Nesse cenário, David Sackett e seu grupo da Universidade de McMaster, no
Canadá, cunharam o termo “medicina baseada em evidências”. A ideia central
era a de que os médicos se utilizassem de modo consciencioso, explícito e
judicioso da melhor evidência científica atual quando tomassem decisões em
seu trabalho de cuidado individual dos pacientes. Obviamente, a MBE não
nega o valor da experiência pessoal do profissional, propondo apenas que esta
esteja alicerçada em evidências científicas, o que, além de tudo, confere
caráter ético à prática profissional (Cordeiro et al., 2012).
Nas últimas 2 décadas, a produção científica apresentou crescimento
exponencial de artigos publicados em todas as áreas das Ciências da Saúde.
Utilizando um assunto relacionado à especialidade de Cardiologia, a Figura 1
ilustra esse crescimento em um espaço de tempo de 10 anos (2007 a 2017).
Os termos-chave (descritores) utilizados para essa pesquisa realizada junto ao
PubMed foram: “cardiovascular disease” e “adult”, considerando todos os
tipos de artigos (estudos originais, revisões, editoriais, entre outros). Observe
que existe crescimento médio elevado de cerca de 1.000 artigos por ano.

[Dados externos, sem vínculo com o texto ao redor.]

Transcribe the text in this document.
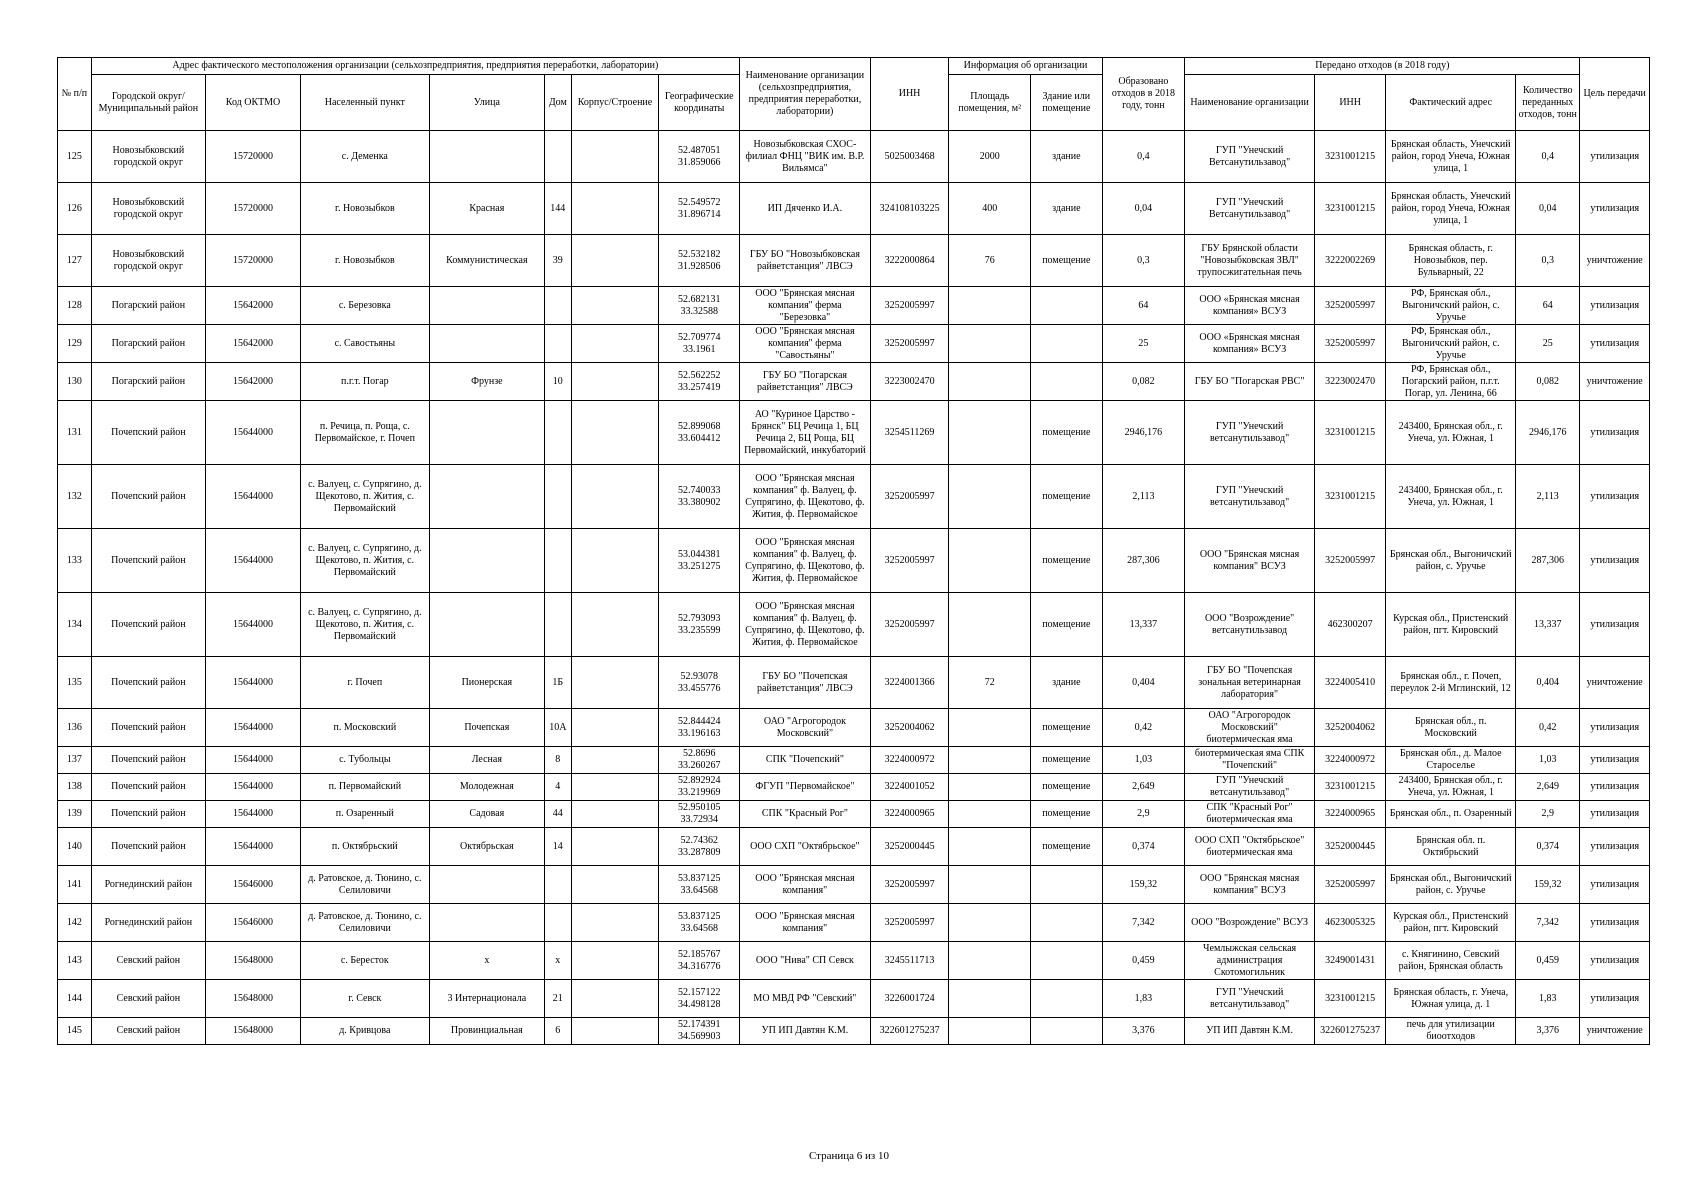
№ п/п	Адрес фактического местоположения организации (сельхозпредприятия, предприятия переработки, лаборатории)							Наименование организации (сельхозпредприятия, предприятия переработки, лаборатории)	ИНН	Информация об организации		Образовано отходов в 2018 году, тонн	Передано отходов (в 2018 году)				Цель передачи
	Городской округ/Муниципальный район	Код ОКТМО	Населенный пункт	Улица	Дом	Корпус/Строение	Географические координаты			Площадь помещения, м²	Здание или помещение		Наименование организации	ИНН	Фактический адрес	Количество переданных отходов, тонн	
125	Новозыбковский городской округ	15720000	с. Деменка				52.487051 31.859066	Новозыбковская СХОС-филиал ФНЦ "ВИК им. В.Р. Вильямса"	5025003468	2000	здание	0,4	ГУП "Унечский Ветсанутильзавод"	3231001215	Брянская область, Унечский район, город Унеча, Южная улица, 1	0,4	утилизация
126	Новозыбковский городской округ	15720000	г. Новозыбков	Красная	144		52.549572 31.896714	ИП Дяченко И.А.	324108103225	400	здание	0,04	ГУП "Унечский Ветсанутильзавод"	3231001215	Брянская область, Унечский район, город Унеча, Южная улица, 1	0,04	утилизация
127	Новозыбковский городской округ	15720000	г. Новозыбков	Коммунистическая	39		52.532182 31.928506	ГБУ БО "Новозыбковская райветстанция" ЛВСЭ	3222000864	76	помещение	0,3	ГБУ Брянской области "Новозыбковская ЗВЛ" трупосжигательная печь	3222002269	Брянская область, г. Новозыбков, пер. Бульварный, 22	0,3	уничтожение
128	Погарский район	15642000	с. Березовка				52.682131 33.32588	ООО "Брянская мясная компания" ферма "Березовка"	3252005997			64	ООО «Брянская мясная компания» ВСУЗ	3252005997	РФ, Брянская обл., Выгоничский район, с. Уручье	64	утилизация
129	Погарский район	15642000	с. Савостьяны				52.709774 33.1961	ООО "Брянская мясная компания" ферма "Савостьяны"	3252005997			25	ООО «Брянская мясная компания» ВСУЗ	3252005997	РФ, Брянская обл., Выгоничский район, с. Уручье	25	утилизация
130	Погарский район	15642000	п.г.т. Погар	Фрунзе	10		52.562252 33.257419	ГБУ БО "Погарская райветстанция" ЛВСЭ	3223002470			0,082	ГБУ БО "Погарская РВС"	3223002470	РФ, Брянская обл., Погарский район, п.г.т. Погар, ул. Ленина, 66	0,082	уничтожение
131	Почепский район	15644000	п. Речица, п. Роща, с. Первомайское, г. Почеп				52.899068 33.604412	АО "Куриное Царство - Брянск" БЦ Речица 1, БЦ Речица 2, БЦ Роща, БЦ Первомайский, инкубаторий	3254511269		помещение	2946,176	ГУП "Унечский ветсанутильзавод"	3231001215	243400, Брянская обл., г. Унеча, ул. Южная, 1	2946,176	утилизация
132	Почепский район	15644000	с. Валуец, с. Супрягино, д. Щекотово, п. Жития, с. Первомайский				52.740033 33.380902	ООО "Брянская мясная компания" ф. Валуец, ф. Супрягино, ф. Щекотово, ф. Жития, ф. Первомайское	3252005997		помещение	2,113	ГУП "Унечский ветсанутильзавод"	3231001215	243400, Брянская обл., г. Унеча, ул. Южная, 1	2,113	утилизация
133	Почепский район	15644000	с. Валуец, с. Супрягино, д. Щекотово, п. Жития, с. Первомайский				53.044381 33.251275	ООО "Брянская мясная компания" ф. Валуец, ф. Супрягино, ф. Щекотово, ф. Жития, ф. Первомайское	3252005997		помещение	287,306	ООО "Брянская мясная компания" ВСУЗ	3252005997	Брянская обл., Выгоничский район, с. Уручье	287,306	утилизация
134	Почепский район	15644000	с. Валуец, с. Супрягино, д. Щекотово, п. Жития, с. Первомайский				52.793093 33.235599	ООО "Брянская мясная компания" ф. Валуец, ф. Супрягино, ф. Щекотово, ф. Жития, ф. Первомайское	3252005997		помещение	13,337	ООО "Возрождение" ветсанутильзавод	462300207	Курская обл., Пристенский район, пгт. Кировский	13,337	утилизация
135	Почепский район	15644000	г. Почеп	Пионерская	1Б		52.93078 33.455776	ГБУ БО "Почепская райветстанция" ЛВСЭ	3224001366	72	здание	0,404	ГБУ БО "Почепская зональная ветеринарная лаборатория"	3224005410	Брянская обл., г. Почеп, переулок 2-й Мглинский, 12	0,404	уничтожение
136	Почепский район	15644000	п. Московский	Почепская	10А		52.844424 33.196163	ОАО "Агрогородок Московский"	3252004062		помещение	0,42	ОАО "Агрогородок Московский" биотермическая яма	3252004062	Брянская обл., п. Московский	0,42	утилизация
137	Почепский район	15644000	с. Тубольцы	Лесная	8		52.8696 33.260267	СПК "Почепский"	3224000972		помещение	1,03	биотермическая яма СПК "Почепский"	3224000972	Брянская обл., д. Малое Староселье	1,03	утилизация
138	Почепский район	15644000	п. Первомайский	Молодежная	4		52.892924 33.219969	ФГУП "Первомайское"	3224001052		помещение	2,649	ГУП "Унечский ветсанутильзавод"	3231001215	243400, Брянская обл., г. Унеча, ул. Южная, 1	2,649	утилизация
139	Почепский район	15644000	п. Озаренный	Садовая	44		52.950105 33.72934	СПК "Красный Рог"	3224000965		помещение	2,9	СПК "Красный Рог" биотермическая яма	3224000965	Брянская обл., п. Озаренный	2,9	утилизация
140	Почепский район	15644000	п. Октябрьский	Октябрьская	14		52.74362 33.287809	ООО СХП "Октябрьское"	3252000445		помещение	0,374	ООО СХП "Октябрьское" биотермическая яма	3252000445	Брянская обл. п. Октябрьский	0,374	утилизация
141	Рогнединский район	15646000	д. Ратовское, д. Тюнино, с. Селиловичи				53.837125 33.64568	ООО "Брянская мясная компания"	3252005997			159,32	ООО "Брянская мясная компания" ВСУЗ	3252005997	Брянская обл., Выгоничский район, с. Уручье	159,32	утилизация
142	Рогнединский район	15646000	д. Ратовское, д. Тюнино, с. Селиловичи				53.837125 33.64568	ООО "Брянская мясная компания"	3252005997			7,342	ООО "Возрождение" ВСУЗ	4623005325	Курская обл., Пристенский район, пгт. Кировский	7,342	утилизация
143	Севский район	15648000	с. Бересток	х	х		52.185767 34.316776	ООО "Нива" СП Севск	3245511713			0,459	Чемлыжская сельская администрация Скотомогильник	3249001431	с. Княгинино, Севский район, Брянская область	0,459	утилизация
144	Севский район	15648000	г. Севск	3 Интернационала	21		52.157122 34.498128	МО МВД РФ "Севский"	3226001724			1,83	ГУП "Унечский ветсанутильзавод"	3231001215	Брянская область, г. Унеча, Южная улица, д. 1	1,83	утилизация
145	Севский район	15648000	д. Кривцова	Провинциальная	6		52.174391 34.569903	УП ИП Давтян К.М.	322601275237			3,376	УП ИП Давтян К.М.	322601275237	печь для утилизации биоотходов	3,376	уничтожение
Страница 6 из 10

Figura 1 - Número de publicações entre 2006 e 2018 indexadas no PubMed, relacionadas com
doença cardiovascular em adultos

Essa evidência mostra a necessidade de sintetizar o conhecimento científico


para gerar atendimento melhor e mais próximo do mundo “real” do paciente,
por meio de provas obtidas das pesquisas básicas e aplicadas.

Importante
A medicina baseada em evidências deve respeitar algumas etapas para a
síntese do conhecimento, que envolvem transformar as necessidades de
informação em perguntas passíveis de resposta; buscar com máxima
eficiência a melhor evidência para responder à questão; avaliar
criticamente as evidências quanto à sua validade e utilidade; implementar
os resultados na prática clínica; e, por fim, avaliar o desempenho.

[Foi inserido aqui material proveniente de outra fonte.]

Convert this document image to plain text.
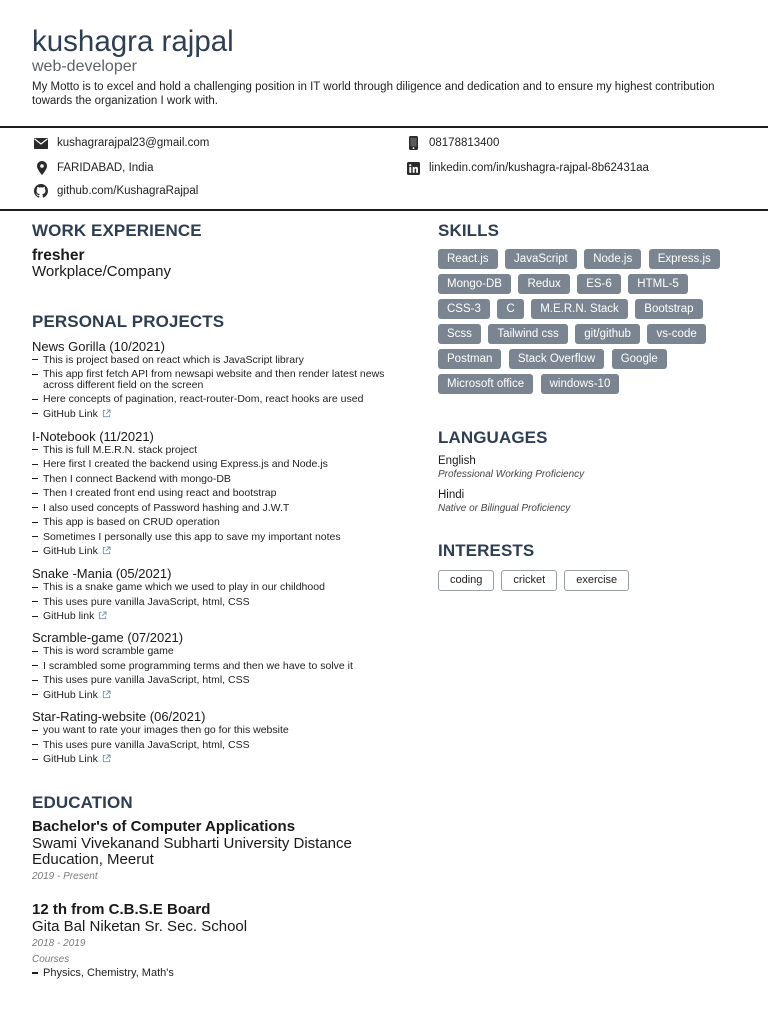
kushagra rajpal
web-developer
My Motto is to excel and hold a challenging position in IT world through diligence and dedication and to ensure my highest contribution towards the organization I work with.
kushagrarajpal23@gmail.com	08178813400
FARIDABAD, India	linkedin.com/in/kushagra-rajpal-8b62431aa
github.com/KushagraRajpal
WORK EXPERIENCE
fresher
Workplace/Company
PERSONAL PROJECTS
News Gorilla (10/2021)
This is project based on react which is JavaScript library
This app first fetch API from newsapi website and then render latest news across different field on the screen
Here concepts of pagination, react-router-Dom, react hooks are used
GitHub Link
I-Notebook (11/2021)
This is full M.E.R.N. stack project
Here first I created the backend using Express.js and Node.js
Then I connect Backend with mongo-DB
Then I created front end using react and bootstrap
I also used concepts of Password hashing and J.W.T
This app is based on CRUD operation
Sometimes I personally use this app to save my important notes
GitHub Link
Snake -Mania (05/2021)
This is a snake game which we used to play in our childhood
This uses pure vanilla JavaScript, html, CSS
GitHub link
Scramble-game (07/2021)
This is word scramble game
I scrambled some programming terms and then we have to solve it
This uses pure vanilla JavaScript, html, CSS
GitHub Link
Star-Rating-website (06/2021)
you want to rate your images then go for this website
This uses pure vanilla JavaScript, html, CSS
GitHub Link
EDUCATION
Bachelor's of Computer Applications
Swami Vivekanand Subharti University Distance Education, Meerut
2019 - Present
12 th from C.B.S.E Board
Gita Bal Niketan Sr. Sec. School
2018 - 2019
Courses
Physics, Chemistry, Math's
SKILLS
React.js	JavaScript	Node.js	Express.js
Mongo-DB	Redux	ES-6	HTML-5
CSS-3	C	M.E.R.N. Stack	Bootstrap
Scss	Tailwind css	git/github	vs-code
Postman	Stack Overflow	Google
Microsoft office	windows-10
LANGUAGES
English
Professional Working Proficiency
Hindi
Native or Bilingual Proficiency
INTERESTS
coding	cricket	exercise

As principais metodologias que a MBE tem utilizado para a síntese do


conhecimento são revisão sistemática e meta-análise, descritas
metodologicamente a seguir.

2. Medicina baseada em evidências


A MBE refere-se ao aperfeiçoamento das competências tradicionais do
médico no diagnóstico, no tratamento, na prevenção e nas áreas correlatas por
meio do processamento sistemático de questões relevantes e passíveis de
resposta e do uso de estatísticas matemáticas de probabilidade e risco
(Greenhalgh, 2001). Em outras palavras, a MBE utiliza provas científicas
existentes e disponíveis no momento, com boas validades interna e externa
para a aplicação de seus resultados na prática médica (El Dib, 2007).
A MBE tornou-se factível, pois houve (Guimarães, 2009):

O desenvolvimento das estratégias para busca e avaliação das


evidências;
A criação das revisões sistemáticas das intervenções em saúde;
O surgimento dos periódicos secundários com base em evidências;
A criação dos sistemas de informação que trazem até nós as melhores
evidências;
A identificação e a aplicação das estratégias efetivas para aprendizado
em longo prazo e melhora da performance clínica.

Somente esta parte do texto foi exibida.